La risposta è facile. Ci sono state in effetti delle società senza prigioni; e non è passato molto tempo. Come punizione la prigione è un'invenzione dell'inizio del diciannovesimo secolo. Se lei guarda i testi dei primi penalisti del diciannovesimo secolo, constaterà che cominciano sempre il loro capitolo sulle prigioni dicendo: «La prigione è una pena nuova che era ancora sconosciuta nel secolo scorso». E il presidente di uno dei primi congressi penitenziari internazionali, congresso che, se la mia memoria è buona, ebbe luogo a Bruxelles nel 1847, diceva: «Sono molto vecchio e mi ricordo ancora del tempo in cui non si puniva la gente mettendola in prigione, ma in cui l'Europa era coperta di patiboli, di gogne e di forche, e si vedevano persone mutilate che avevano perduto un orecchio, i due pollici o un occhio. Erano questi i condannati». Egli evocò questo paesaggio tanto visibile quanto variopinto della punizione e aggiunse: «Ora tutto questo è richiuso dietro i muri monotoni della prigione» (3). La gente dell'epoca ha avuto perfettamente coscienza che una pena assolutamente nuova era nata. Lei vuole farmi descrivere una società utopica in cui non ci sarebbe la prigione. Il problema è quello di sapere se si può immaginare una società in cui l'applicazione delle regole sarebbe controllata dai gruppi stessi. E' tutta la questione del potere politico, il problema della gerarchia, dell'autorità, dello Stato e degli apparati di Stato. E' solo quando si sarà sbrogliata questa immensa questione che finalmente si potrà dire: sì, si deve punire in questa maniera, o è del tutto inutile punire, o ancora, a questa condotta irregolare la società deve dare tale risposta.


NOTE.


1. Nel penitenziario di Attica (Stato di New York) una protesta di detenuti, soprattutto neri, fu repressa con la morte di decine di detenuti [N.d.T.].
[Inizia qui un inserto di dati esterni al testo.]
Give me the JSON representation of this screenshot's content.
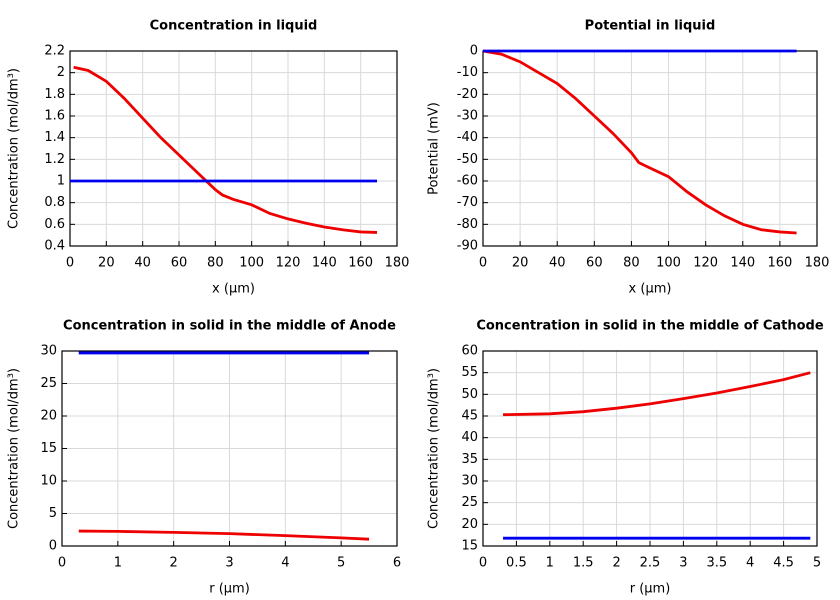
{
  "chart_data": [
    {
      "type": "line",
      "title": "Concentration in liquid",
      "xlabel": "x (µm)",
      "ylabel": "Concentration (mol/dm³)",
      "xlim": [
        0,
        180
      ],
      "ylim": [
        0.4,
        2.2
      ],
      "xticks": [
        0,
        20,
        40,
        60,
        80,
        100,
        120,
        140,
        160,
        180
      ],
      "yticks": [
        0.4,
        0.6,
        0.8,
        1,
        1.2,
        1.4,
        1.6,
        1.8,
        2,
        2.2
      ],
      "grid": true,
      "series": [
        {
          "color": "#ee0000",
          "x": [
            2,
            10,
            20,
            30,
            40,
            50,
            60,
            70,
            75,
            80,
            84,
            90,
            100,
            110,
            120,
            130,
            140,
            150,
            160,
            169
          ],
          "values": [
            2.05,
            2.02,
            1.92,
            1.76,
            1.58,
            1.4,
            1.24,
            1.08,
            1.0,
            0.92,
            0.87,
            0.83,
            0.78,
            0.7,
            0.65,
            0.61,
            0.575,
            0.55,
            0.53,
            0.525
          ]
        },
        {
          "color": "#0000ee",
          "x": [
            0,
            169
          ],
          "values": [
            1,
            1
          ]
        }
      ]
    },
    {
      "type": "line",
      "title": "Potential in liquid",
      "xlabel": "x (µm)",
      "ylabel": "Potential (mV)",
      "xlim": [
        0,
        180
      ],
      "ylim": [
        -90,
        0
      ],
      "xticks": [
        0,
        20,
        40,
        60,
        80,
        100,
        120,
        140,
        160,
        180
      ],
      "yticks": [
        0,
        -10,
        -20,
        -30,
        -40,
        -50,
        -60,
        -70,
        -80,
        -90
      ],
      "grid": true,
      "series": [
        {
          "color": "#ee0000",
          "x": [
            0,
            10,
            20,
            30,
            40,
            50,
            60,
            70,
            80,
            84,
            90,
            100,
            110,
            120,
            130,
            140,
            150,
            160,
            169
          ],
          "values": [
            0,
            -1.5,
            -5,
            -10,
            -15,
            -22,
            -30,
            -38,
            -47,
            -51.5,
            -54,
            -58,
            -65,
            -71,
            -76,
            -80,
            -82.5,
            -83.5,
            -84
          ]
        },
        {
          "color": "#0000ee",
          "x": [
            0,
            169
          ],
          "values": [
            0,
            0
          ]
        }
      ]
    },
    {
      "type": "line",
      "title": "Concentration in solid in the middle of Anode",
      "xlabel": "r (µm)",
      "ylabel": "Concentration (mol/dm³)",
      "xlim": [
        0,
        6
      ],
      "ylim": [
        0,
        30
      ],
      "xticks": [
        0,
        1,
        2,
        3,
        4,
        5,
        6
      ],
      "yticks": [
        0,
        5,
        10,
        15,
        20,
        25,
        30
      ],
      "grid": true,
      "series": [
        {
          "color": "#ee0000",
          "x": [
            0.3,
            1,
            2,
            3,
            4,
            5,
            5.5
          ],
          "values": [
            2.3,
            2.25,
            2.1,
            1.9,
            1.6,
            1.25,
            1.05
          ]
        },
        {
          "color": "#0000ee",
          "x": [
            0.3,
            5.5
          ],
          "values": [
            29.7,
            29.7
          ]
        }
      ]
    },
    {
      "type": "line",
      "title": "Concentration in solid in the middle of Cathode",
      "xlabel": "r (µm)",
      "ylabel": "Concentration (mol/dm³)",
      "xlim": [
        0,
        5
      ],
      "ylim": [
        15,
        60
      ],
      "xticks": [
        0,
        0.5,
        1,
        1.5,
        2,
        2.5,
        3,
        3.5,
        4,
        4.5,
        5
      ],
      "yticks": [
        15,
        20,
        25,
        30,
        35,
        40,
        45,
        50,
        55,
        60
      ],
      "grid": true,
      "series": [
        {
          "color": "#ee0000",
          "x": [
            0.3,
            1,
            1.5,
            2,
            2.5,
            3,
            3.5,
            4,
            4.5,
            4.9
          ],
          "values": [
            45.3,
            45.5,
            46,
            46.8,
            47.8,
            49,
            50.3,
            51.8,
            53.4,
            55
          ]
        },
        {
          "color": "#0000ee",
          "x": [
            0.3,
            4.9
          ],
          "values": [
            16.8,
            16.8
          ]
        }
      ]
    }
  ]
}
2. Allusione all'utopia carceraria di Jeremy Bentham ampiamente commentata da Foucault in "Sorvegliare e punire" [N.d.T.].

3. Discorso d'apertura del secondo congresso penitenziario internazionale (20-23 settembre 1847, Bruxelles), pronunciato da M. Van Meenem, presidente della Corte di cassazione di Bruxelles, in "Débats du Congrès pénitentiaire de Bruxelles", Deltombe, Bruxelles 1847, p. 20.